Et c’est à cela que s’emploie la majorité des entreprises qui proposent leurs services en démotivation du personnel : donner un coup de boost à nos émotions positives.
Comment faire cela ? Il faut simplement aller chercher du côté des hormones du bonheur.
Attention: ceci est une définition personnelle sans preuve à l’appui
Car une émotion est au final, le résultat physiologique d’une charge de neuro-transmetteurs ou d’hormones spécifiques envoyés par notre inconscient pour nous faire réagir. Que ce soit la colère, la peur, le rire ou tout autre émotion, celle-ci apparait suite à un besoin exprimé par l’inconscient pour lui permettre de sortir d’un état de double contrainte.
Le rire survient d’une double contrainte entre, par exemple, la honte ou la gène et l’absurdité de la situation.
De nombreuses entreprises proposent donc des outils de motivation basé sur la stimulation par les émotions. Et pour la grande majorité d’entre elles, elles se limitent aux émotions puissantes et rapides, car elles donnent des résultats visibles et remarquable dans un délais court. La performance est démontrée, et la confiance est établie.
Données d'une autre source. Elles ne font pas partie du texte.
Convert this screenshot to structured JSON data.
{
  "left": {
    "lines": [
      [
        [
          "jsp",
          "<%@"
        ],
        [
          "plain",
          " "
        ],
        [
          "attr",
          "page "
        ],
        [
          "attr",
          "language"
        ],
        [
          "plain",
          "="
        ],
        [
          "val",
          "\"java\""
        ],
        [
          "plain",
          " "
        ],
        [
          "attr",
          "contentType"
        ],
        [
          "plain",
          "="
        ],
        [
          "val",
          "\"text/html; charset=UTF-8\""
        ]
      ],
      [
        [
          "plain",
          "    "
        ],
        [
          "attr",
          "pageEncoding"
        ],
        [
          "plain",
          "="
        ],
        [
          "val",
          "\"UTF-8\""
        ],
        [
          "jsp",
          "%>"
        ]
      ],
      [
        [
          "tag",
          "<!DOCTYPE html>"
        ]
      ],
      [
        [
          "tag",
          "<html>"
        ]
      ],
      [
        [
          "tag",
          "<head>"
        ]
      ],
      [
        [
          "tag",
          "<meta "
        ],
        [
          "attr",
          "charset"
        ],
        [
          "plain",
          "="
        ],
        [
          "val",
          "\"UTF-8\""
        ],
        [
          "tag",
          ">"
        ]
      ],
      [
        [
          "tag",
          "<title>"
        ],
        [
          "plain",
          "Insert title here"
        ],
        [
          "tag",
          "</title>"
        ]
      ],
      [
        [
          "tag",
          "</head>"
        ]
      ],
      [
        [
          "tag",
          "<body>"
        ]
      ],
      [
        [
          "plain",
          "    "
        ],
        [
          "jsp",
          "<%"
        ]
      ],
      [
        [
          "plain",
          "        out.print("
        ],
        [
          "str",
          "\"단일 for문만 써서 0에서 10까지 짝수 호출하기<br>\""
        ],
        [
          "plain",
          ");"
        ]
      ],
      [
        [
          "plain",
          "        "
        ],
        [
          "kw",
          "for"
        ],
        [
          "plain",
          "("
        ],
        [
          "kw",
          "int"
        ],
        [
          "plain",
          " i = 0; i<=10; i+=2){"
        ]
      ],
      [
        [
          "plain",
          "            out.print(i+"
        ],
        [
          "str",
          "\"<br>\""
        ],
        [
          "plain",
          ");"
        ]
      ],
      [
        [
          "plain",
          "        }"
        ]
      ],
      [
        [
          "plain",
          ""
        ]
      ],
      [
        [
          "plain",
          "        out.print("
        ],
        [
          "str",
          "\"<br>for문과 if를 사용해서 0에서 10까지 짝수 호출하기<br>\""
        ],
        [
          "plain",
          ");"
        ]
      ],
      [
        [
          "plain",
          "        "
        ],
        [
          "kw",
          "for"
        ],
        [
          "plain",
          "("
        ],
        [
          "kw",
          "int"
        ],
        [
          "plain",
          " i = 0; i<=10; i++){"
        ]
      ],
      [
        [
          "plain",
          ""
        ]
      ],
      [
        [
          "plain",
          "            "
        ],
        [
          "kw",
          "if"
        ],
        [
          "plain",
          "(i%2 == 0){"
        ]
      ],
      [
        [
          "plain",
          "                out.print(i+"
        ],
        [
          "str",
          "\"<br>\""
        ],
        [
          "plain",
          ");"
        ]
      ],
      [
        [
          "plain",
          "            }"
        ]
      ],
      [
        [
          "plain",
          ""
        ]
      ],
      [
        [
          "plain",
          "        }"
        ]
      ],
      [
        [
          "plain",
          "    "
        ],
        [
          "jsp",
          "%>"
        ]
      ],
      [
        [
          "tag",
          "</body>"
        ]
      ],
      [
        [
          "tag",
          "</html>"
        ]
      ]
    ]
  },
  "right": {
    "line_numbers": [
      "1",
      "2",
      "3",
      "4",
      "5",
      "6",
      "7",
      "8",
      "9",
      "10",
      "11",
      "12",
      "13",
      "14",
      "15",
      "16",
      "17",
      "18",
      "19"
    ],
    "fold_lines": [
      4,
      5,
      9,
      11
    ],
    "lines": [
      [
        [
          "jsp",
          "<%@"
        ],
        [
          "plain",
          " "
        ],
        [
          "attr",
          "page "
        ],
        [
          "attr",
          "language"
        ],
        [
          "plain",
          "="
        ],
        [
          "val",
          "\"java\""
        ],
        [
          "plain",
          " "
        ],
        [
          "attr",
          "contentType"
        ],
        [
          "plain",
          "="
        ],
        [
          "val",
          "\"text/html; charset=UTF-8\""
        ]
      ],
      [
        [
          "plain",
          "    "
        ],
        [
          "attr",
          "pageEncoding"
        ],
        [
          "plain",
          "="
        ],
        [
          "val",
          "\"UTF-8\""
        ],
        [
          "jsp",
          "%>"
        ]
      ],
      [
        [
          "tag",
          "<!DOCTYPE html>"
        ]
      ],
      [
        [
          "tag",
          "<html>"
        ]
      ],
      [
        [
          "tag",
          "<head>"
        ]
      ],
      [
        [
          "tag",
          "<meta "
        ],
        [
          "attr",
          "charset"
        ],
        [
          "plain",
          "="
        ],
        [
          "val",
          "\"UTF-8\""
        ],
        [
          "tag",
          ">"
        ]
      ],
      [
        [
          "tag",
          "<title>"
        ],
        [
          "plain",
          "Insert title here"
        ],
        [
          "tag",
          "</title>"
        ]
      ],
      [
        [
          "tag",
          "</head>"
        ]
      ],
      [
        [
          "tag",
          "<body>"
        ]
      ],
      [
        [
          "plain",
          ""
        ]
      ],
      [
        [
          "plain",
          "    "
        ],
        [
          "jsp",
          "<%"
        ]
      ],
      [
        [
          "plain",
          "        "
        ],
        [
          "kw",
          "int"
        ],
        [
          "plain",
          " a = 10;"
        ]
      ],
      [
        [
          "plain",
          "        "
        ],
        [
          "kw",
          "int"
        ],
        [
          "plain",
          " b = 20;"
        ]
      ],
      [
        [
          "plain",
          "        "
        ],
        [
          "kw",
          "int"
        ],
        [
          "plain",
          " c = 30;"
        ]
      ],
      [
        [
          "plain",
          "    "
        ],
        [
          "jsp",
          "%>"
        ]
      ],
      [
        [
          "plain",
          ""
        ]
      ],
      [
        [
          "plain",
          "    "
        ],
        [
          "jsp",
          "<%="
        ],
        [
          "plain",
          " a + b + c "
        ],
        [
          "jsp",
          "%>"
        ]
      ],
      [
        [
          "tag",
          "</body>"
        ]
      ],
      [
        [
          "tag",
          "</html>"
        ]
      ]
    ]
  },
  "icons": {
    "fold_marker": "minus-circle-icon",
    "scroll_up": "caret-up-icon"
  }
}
Ces émotions fortes sont le rire, la joie, l’enthousiasme, l’excitation, et quelques autres tout aussi visuelles et auditives. Et elles se basent toutes sur les deux hormones (7) les plus connues dans ce domaine : la dopamine et l’adrénaline (et les endorphines pour faciliter le transit)
Pour y parvenir, on vous proposera des team-building sportifs, des spectacles ou des concerts, des fêtes du personnel, et plein d’autres activités qui produiront naturellement les hormones du plaisir et de la récompense.
Mais ces hormones, et les émotions qu’elles créent, ont deux vilains défauts :
Elles ont un effet très court dans le temps
Elles demandent toujours plus de stimulation pour atteindre un effet équivalent
Vous obtiendrez donc un effet « wow » qui donnera très rapidement de l’énergie à votre équipe.
Mais au lendemain de l’activité, cet enthousiasme retombera très rapidement, et les résultats sur le long terme seront assez médiocres, surtout au regard de l’investissement consenti pour de telles activités de masse.
C’est ce que j’appelle « la motivation dopamine » : une motivation très vendeuse, qui a la couleur de la performance, l’odeur de la performance, le gout de la performance, mais qui n’est bien souvent qu’un pétard mouillé.
La motivation sérotonine
Parmi les hormones (7) du bonheurs, on ne trouve pas que la dopamine. On y trouve aussi la sérotonine et l’ocytocine.
La sérotonine (8) a pour fonction d’apaiser son hôte. Elle va l’aider à limiter ses prises de risques et à faire des choix qu’il estimera plus favorable à sa survie.
La sérotonine va aussi améliorer la régulation du rythme circadien, et donc avoir un effet bénéfique sur le rythme du travail et sa pérennité.
L’ocytocine (9) va influencer positivement l’empathie, la relation aux autre, l’attachement.
Ainsi, si la dopamine et la recherche du plaisir immédiat ont une belle renommée dans cette doctrine connue sous le nom d’hédonisme, la motivation sérotonine tentera plus de se rapprocher vers une doctrine appelée sous le nom d’eudémonisme (10), et dont la plus connue est l’épicurisme.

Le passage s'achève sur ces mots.